話はもう終わりかと思ったが、まだ続いた。
「ところで、あの二人とはどういう関係なの?」
「どういう意味ですか?」
わずかな動揺が胸の中に広がる。
平静を装いつつ、聞き返すと、
「妙なのがね、転入の話が急に校長から出たんだけど、あなたの家に居候してるってこと以外、担任の私にも個人情報が回って来ないのよ」
これは何か裏があるな。
はぐらかしておこう。
「親父の遠い知り合いみたいですけど」
「ふーん。家庭の事情は複雑よね」
何とか納得してくれたみたいだ。
胸を撫で下ろしていると、
「親御さんほとんど家にいないんでしょ。あなたなら大丈夫だと思うけど、年頃の女の子二人と同居して、変な気を起こさないようにね」
「それは大丈夫です。
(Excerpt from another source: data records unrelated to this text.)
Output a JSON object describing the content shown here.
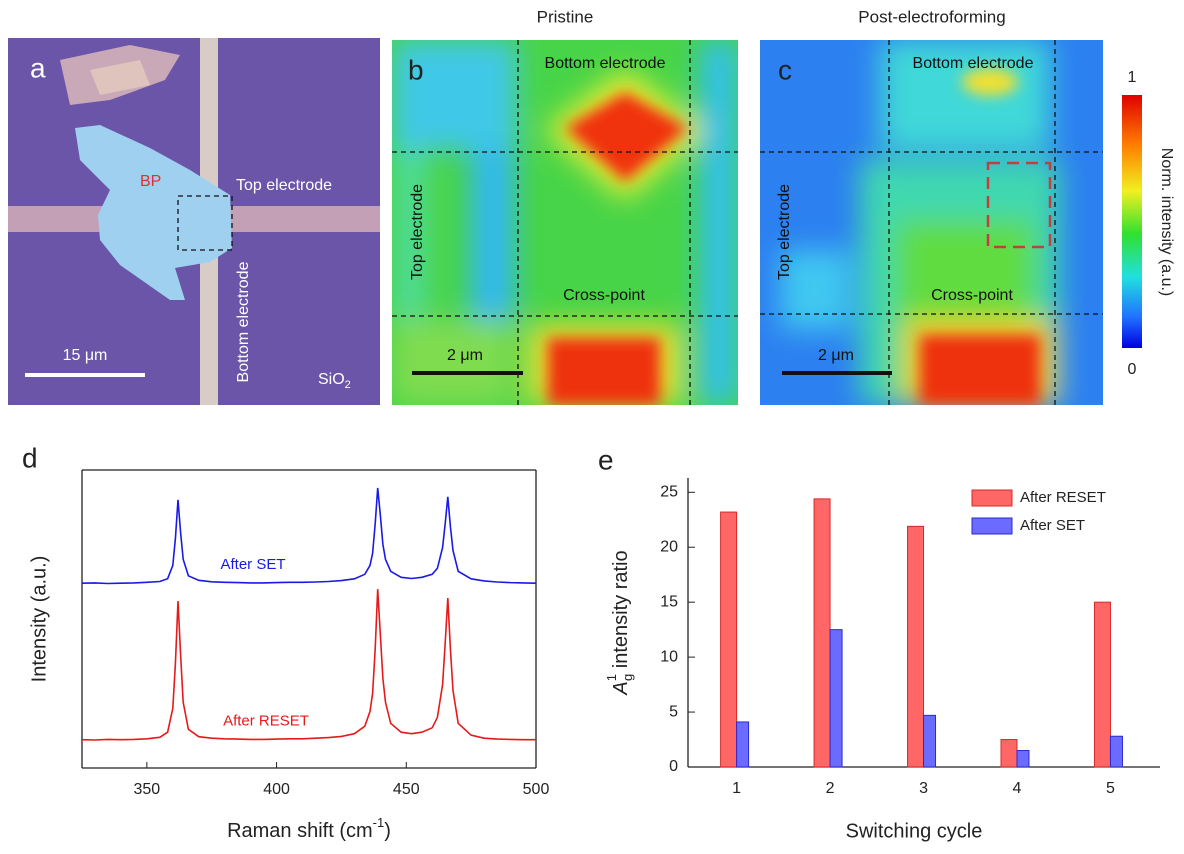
{
  "panels": {
    "a": {
      "label": "a",
      "flake": "BP",
      "top_electrode": "Top electrode",
      "bottom_electrode": "Bottom electrode",
      "scale_bar": "15 μm",
      "substrate": {
        "text": "SiO",
        "sub": "2"
      }
    },
    "b": {
      "label": "b",
      "title": "Pristine",
      "bottom_electrode": "Bottom electrode",
      "top_electrode": "Top electrode",
      "cross_point": "Cross-point",
      "scale_bar": "2 μm"
    },
    "c": {
      "label": "c",
      "title": "Post-electroforming",
      "bottom_electrode": "Bottom electrode",
      "top_electrode": "Top electrode",
      "cross_point": "Cross-point",
      "scale_bar": "2 μm"
    }
  },
  "colorbar": {
    "max": "1",
    "min": "0",
    "label": "Norm. intensity (a.u.)"
  },
  "chart_data": [
    {
      "type": "line",
      "panel": "d",
      "xlabel": {
        "text": "Raman shift (cm",
        "sup": "-1",
        "end": ")"
      },
      "ylabel": "Intensity (a.u.)",
      "xlim": [
        325,
        500
      ],
      "xticks": [
        350,
        400,
        450,
        500
      ],
      "ylim": [
        0,
        100
      ],
      "x": [
        325,
        330,
        335,
        340,
        345,
        350,
        355,
        358,
        360,
        361,
        362,
        363,
        364,
        366,
        370,
        375,
        380,
        385,
        390,
        395,
        400,
        405,
        410,
        415,
        420,
        425,
        430,
        434,
        436,
        437,
        438,
        439,
        440,
        441,
        442,
        444,
        448,
        452,
        456,
        460,
        462,
        464,
        465,
        466,
        467,
        468,
        470,
        475,
        480,
        485,
        490,
        495,
        500
      ],
      "series": [
        {
          "name": "After SET",
          "color": "#1a1ae6",
          "values": [
            62,
            62.1,
            61.9,
            62,
            62.1,
            62.3,
            62.6,
            63.5,
            68,
            77,
            90,
            79,
            70,
            64.5,
            63,
            62.5,
            62.3,
            62.2,
            62.1,
            62.1,
            62.2,
            62.3,
            62.3,
            62.4,
            62.6,
            62.9,
            63.5,
            65,
            68,
            72,
            82,
            94,
            85,
            75,
            70,
            66,
            64,
            63.6,
            64,
            65,
            67,
            74,
            82,
            91,
            81,
            73,
            66,
            63.5,
            62.8,
            62.4,
            62.2,
            62.1,
            62
          ]
        },
        {
          "name": "After RESET",
          "color": "#e61a1a",
          "values": [
            9.5,
            9.4,
            9.6,
            9.5,
            9.6,
            9.8,
            10.3,
            12,
            20,
            35,
            56,
            38,
            22,
            13,
            10.5,
            10,
            9.8,
            9.7,
            9.6,
            9.6,
            9.7,
            9.8,
            9.8,
            10,
            10.2,
            10.6,
            11.5,
            14,
            19,
            25,
            40,
            60,
            45,
            30,
            22,
            15,
            12,
            11.5,
            12,
            13.5,
            17,
            28,
            42,
            57,
            40,
            26,
            15,
            11,
            10,
            9.7,
            9.6,
            9.5,
            9.5
          ]
        }
      ]
    },
    {
      "type": "bar",
      "panel": "e",
      "xlabel": "Switching cycle",
      "ylabel": {
        "symbol": "A",
        "sup": "1",
        "sub": "g",
        "text": " intensity ratio"
      },
      "categories": [
        "1",
        "2",
        "3",
        "4",
        "5"
      ],
      "ylim": [
        0,
        26.3
      ],
      "yticks": [
        0,
        5,
        10,
        15,
        20,
        25
      ],
      "legend": "upper right",
      "series": [
        {
          "name": "After RESET",
          "color": "#ff6666",
          "edge_color": "#d42a2a",
          "values": [
            23.2,
            24.4,
            21.9,
            2.5,
            15.0
          ]
        },
        {
          "name": "After SET",
          "color": "#6b6bff",
          "edge_color": "#2a2ad0",
          "values": [
            4.1,
            12.5,
            4.7,
            1.5,
            2.8
          ]
        }
      ]
    }
  ]
}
有り得ませんから」
「そんな『別に俺、女子に興味ねーし』って感じで硬派気取ってたらね、私みたいに婚期を逃すわよ」
「あの、コメントし辛いんですけど」
「あー、勿体ない。あなたくらいの年齢なら、彼女の一人や二人、作ればいいのに」
「さらっととんでもないこと言いました?」
「結婚とか贅沢言わないから、彼氏欲しいわー」
「勿体ないのは先生ですよ」
不思議そうな顔をする御影先生に、
「もっと普通にしてたら、彼氏どころか婚約者もすぐにできると思いますよ」
先生の表情が固まった。
やべ、怒らせたか。
じゃあ、私は普通じゃないってことか! とか言って、キレられるかも知れない。
先生がぐっと近寄ってきて、
「本当? 私をもらってくれるの?」
「え? は? 俺が、ですか?」
「だって今すぐ結婚できるって」
大きく誤解していらっしゃる!
先生はジャージのポケットから何か取り出した。
見ると、実印と婚姻届だった。
「なんで持ち歩いでるんですかっ?」
「こういうのは勢いが大事だから」
静かな、しかし熱っぽい口調が、恐怖心を煽る。
「いやいや、生徒と先生ですよ」
「愛は倫理を超えるわ。それに、大丈夫。私が養うから。私主夫ダメっていう時代錯誤な抵抗とかないから」
「俺家事得意じゃないし、料理もレパートリー少ないです」
あれ、論点が違う?
「私は花嫁修業もしてるの。得意料理はカニクリームコロッケよ」
只ならぬ圧力に気圧されそうだが、そもそも条件がどうとかじゃなくて、俺にその意志がないことを伝えないと。
でも、はっきりとは言いにくい。
「男は十八にならないと結婚できないでしょ!」
俺たちの間には、民法という絶対的な壁がある。
これなら先生を傷つけない。
「あー、そうね。ごめん、どうかしてたわ」
先生は落ち着きを取り戻し、
「とにかくあの子たちのことは、頼んだから」
「はい。任せてください」
場の空気を執り成すように、俺は調子よく返事した。